O dólar à vista encerrou o pregão desta quinta-feira em forte alta, em dia em que a percepção de risco global voltou a pressionar ativos de risco. Nesta sessão, a alta dos preços do petróleo não deram suporte para o câmbio diante da leitura de que a guerra no Oriente Médio pode escalar e trazer impactos adicionais aos mercados, e não apenas uma alta temporária nos preços das commodities de energia. Diante disso, moedas de mercados emergentes depreciaram com intensidade frente ao dólar.
Se o ambiente global já não era favorável, a medida do governo brasileiro de cortar tributos do diesel para reduzir o impacto da guerra no país pressionou ainda mais o câmbio doméstico. A preocupação com a seara fiscal e com possíveis novas medidas do governo para conter a crise externa embutiu mais prêmio de risco no câmbio local, segundo operadores, o que fez com que o real se tornasse uma das moedas com maior desvalorização do dia frente ao dólar, na relação das 33 moedas mais líquidas.

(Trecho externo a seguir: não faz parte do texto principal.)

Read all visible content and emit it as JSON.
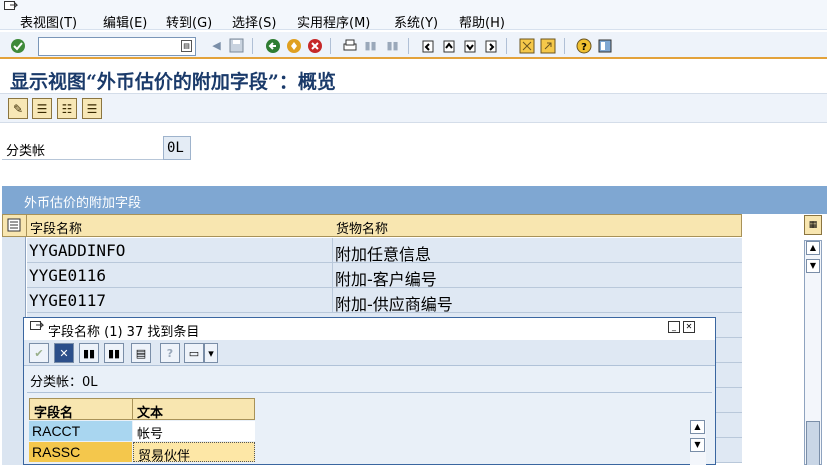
{
  "menu": {
    "items": [
      "表视图(T)",
      "编辑(E)",
      "转到(G)",
      "选择(S)",
      "实用程序(M)",
      "系统(Y)",
      "帮助(H)"
    ]
  },
  "toolbar": {
    "command_value": "",
    "icons": [
      "enter-icon",
      "save-icon",
      "back-icon",
      "exit-icon",
      "cancel-icon",
      "print-icon",
      "find-icon",
      "find-next-icon",
      "first-page-icon",
      "previous-page-icon",
      "next-page-icon",
      "last-page-icon",
      "new-session-icon",
      "shortcut-icon",
      "help-icon",
      "layout-icon"
    ]
  },
  "page": {
    "title": "显示视图“外币估价的附加字段”：概览"
  },
  "selection": {
    "label": "分类帐",
    "value": "0L"
  },
  "panel": {
    "title": "外币估价的附加字段"
  },
  "table": {
    "columns": [
      "字段名称",
      "货物名称"
    ],
    "rows": [
      [
        "YYGADDINFO",
        "附加任意信息"
      ],
      [
        "YYGE0116",
        "附加-客户编号"
      ],
      [
        "YYGE0117",
        "附加-供应商编号"
      ]
    ]
  },
  "popup": {
    "title": "字段名称 (1)   37 找到条目",
    "filter_text": "分类帐：0L",
    "columns": [
      "字段名",
      "文本"
    ],
    "rows": [
      [
        "RACCT",
        "帐号"
      ],
      [
        "RASSC",
        "贸易伙伴"
      ]
    ]
  },
  "colors": {
    "accent": "#e3a23b",
    "panel_header": "#7fa7d2",
    "row_bg": "#dfe8f3",
    "popup_key_bg": "#a9d6f0",
    "popup_selected_bg": "#f4c74c"
  }
}
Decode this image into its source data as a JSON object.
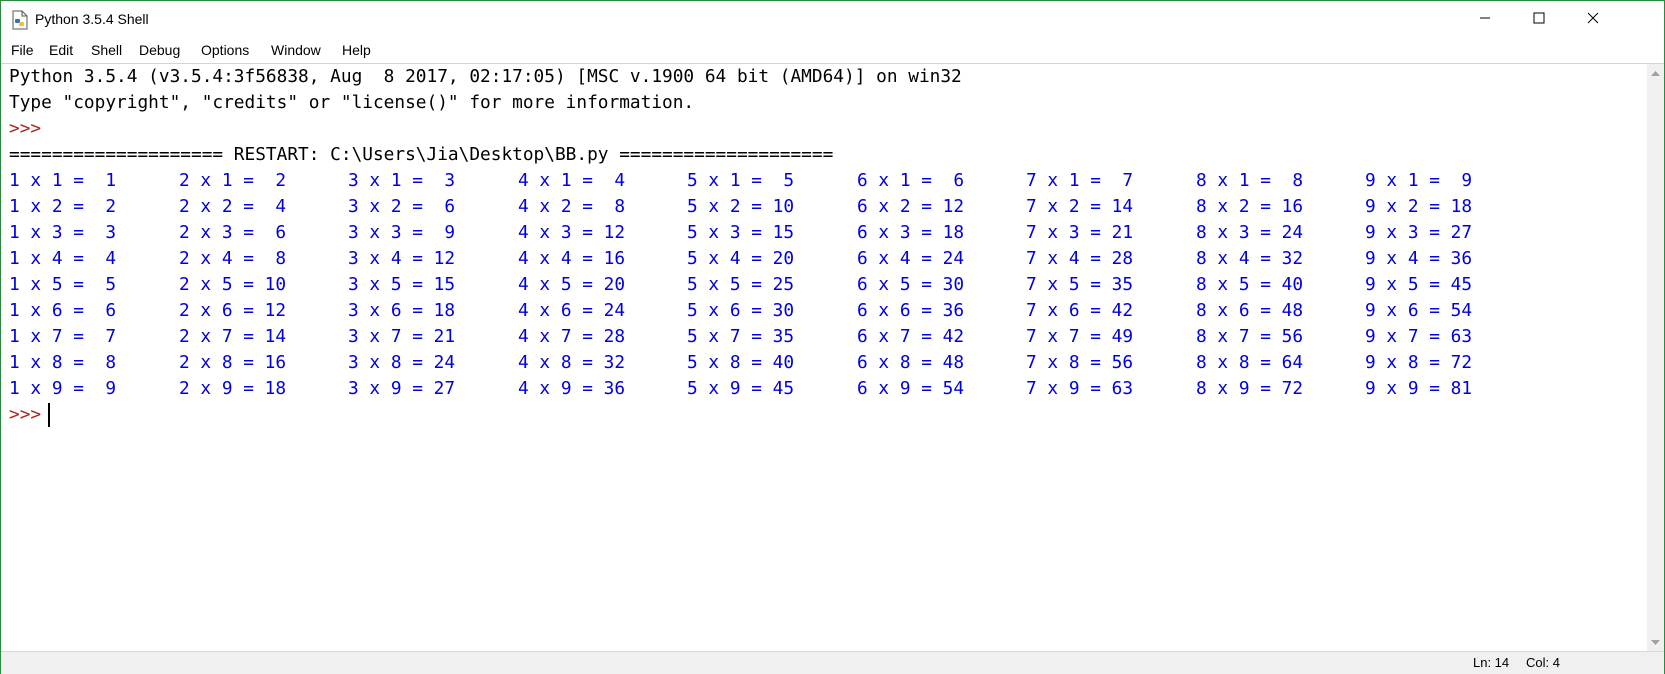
{
  "window": {
    "title": "Python 3.5.4 Shell"
  },
  "menu": [
    "File",
    "Edit",
    "Shell",
    "Debug",
    "Options",
    "Window",
    "Help"
  ],
  "shell": {
    "banner1": "Python 3.5.4 (v3.5.4:3f56838, Aug  8 2017, 02:17:05) [MSC v.1900 64 bit (AMD64)] on win32",
    "banner2": "Type \"copyright\", \"credits\" or \"license()\" for more information.",
    "prompt1": ">>>",
    "restart": "==================== RESTART: C:\\Users\\Jia\\Desktop\\BB.py ====================",
    "table": [
      [
        "1 x 1 =  1",
        "2 x 1 =  2",
        "3 x 1 =  3",
        "4 x 1 =  4",
        "5 x 1 =  5",
        "6 x 1 =  6",
        "7 x 1 =  7",
        "8 x 1 =  8",
        "9 x 1 =  9"
      ],
      [
        "1 x 2 =  2",
        "2 x 2 =  4",
        "3 x 2 =  6",
        "4 x 2 =  8",
        "5 x 2 = 10",
        "6 x 2 = 12",
        "7 x 2 = 14",
        "8 x 2 = 16",
        "9 x 2 = 18"
      ],
      [
        "1 x 3 =  3",
        "2 x 3 =  6",
        "3 x 3 =  9",
        "4 x 3 = 12",
        "5 x 3 = 15",
        "6 x 3 = 18",
        "7 x 3 = 21",
        "8 x 3 = 24",
        "9 x 3 = 27"
      ],
      [
        "1 x 4 =  4",
        "2 x 4 =  8",
        "3 x 4 = 12",
        "4 x 4 = 16",
        "5 x 4 = 20",
        "6 x 4 = 24",
        "7 x 4 = 28",
        "8 x 4 = 32",
        "9 x 4 = 36"
      ],
      [
        "1 x 5 =  5",
        "2 x 5 = 10",
        "3 x 5 = 15",
        "4 x 5 = 20",
        "5 x 5 = 25",
        "6 x 5 = 30",
        "7 x 5 = 35",
        "8 x 5 = 40",
        "9 x 5 = 45"
      ],
      [
        "1 x 6 =  6",
        "2 x 6 = 12",
        "3 x 6 = 18",
        "4 x 6 = 24",
        "5 x 6 = 30",
        "6 x 6 = 36",
        "7 x 6 = 42",
        "8 x 6 = 48",
        "9 x 6 = 54"
      ],
      [
        "1 x 7 =  7",
        "2 x 7 = 14",
        "3 x 7 = 21",
        "4 x 7 = 28",
        "5 x 7 = 35",
        "6 x 7 = 42",
        "7 x 7 = 49",
        "8 x 7 = 56",
        "9 x 7 = 63"
      ],
      [
        "1 x 8 =  8",
        "2 x 8 = 16",
        "3 x 8 = 24",
        "4 x 8 = 32",
        "5 x 8 = 40",
        "6 x 8 = 48",
        "7 x 8 = 56",
        "8 x 8 = 64",
        "9 x 8 = 72"
      ],
      [
        "1 x 9 =  9",
        "2 x 9 = 18",
        "3 x 9 = 27",
        "4 x 9 = 36",
        "5 x 9 = 45",
        "6 x 9 = 54",
        "7 x 9 = 63",
        "8 x 9 = 72",
        "9 x 9 = 81"
      ]
    ],
    "prompt2": ">>>"
  },
  "status": {
    "line": "Ln: 14",
    "col": "Col: 4"
  },
  "colors": {
    "prompt": "#b22222",
    "output": "#0000e0",
    "text": "#000000"
  },
  "icons": {
    "app": "python-idle-icon",
    "minimize": "minimize-icon",
    "maximize": "maximize-icon",
    "close": "close-icon"
  }
}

Encerradas as negociações do mercado à vista, o dólar comercial registrou valorização de 1,62%, cotado a R$ 5,2422, depois de ter encostado na mínima de R$ 5,1570 e batido na máxima de R$ 5,2502. Já o euro comercial apreciou 1,11%, a R$ 6,0356. Perto do fechamento, o real apresentava o segundo pior desempenho entre as 33 moedas mais líquidas, melhor apenas que o peso chileno. Já o índice DXY, que mede a força do dólar contra uma cesta de seis moedas de mercados desenvolvidos, avançava 0,49%, aos 99,717 pontos.
Desde o começo da sessão de hoje o dólar avançou contra o real, refletindo o mau humor global dos investidores com os conflitos no Oriente Médio. Na parte da manhã, perto das 10h40, a moeda americana ganhou ainda mais força diante de sinais de escalada nas tensões geopolíticas.
O novo líder supremo do Irã, Mojtaba Khamenei, afirmou que irá vingar a morte de outros líderes e que o Estreito de Ormuz seguirá fechado. Os comentários foram feitos na televisão estatal do país, os primeiros do líder desde que sucedeu o pai morto.
Isso bastou para o dólar ganhar impulso. O real também teve papel na formação de preço hoje. Operadores mencionaram que a notícia sobre o governo zerar PIS e Cofins do diesel para segurar o preço da guerra também pesou nas negociações. “É o fiscal, né? Isso pressiona, ainda mais porque essa preocupação ocorre em ano eleitoral”, diz um gestor na condição de anonimato.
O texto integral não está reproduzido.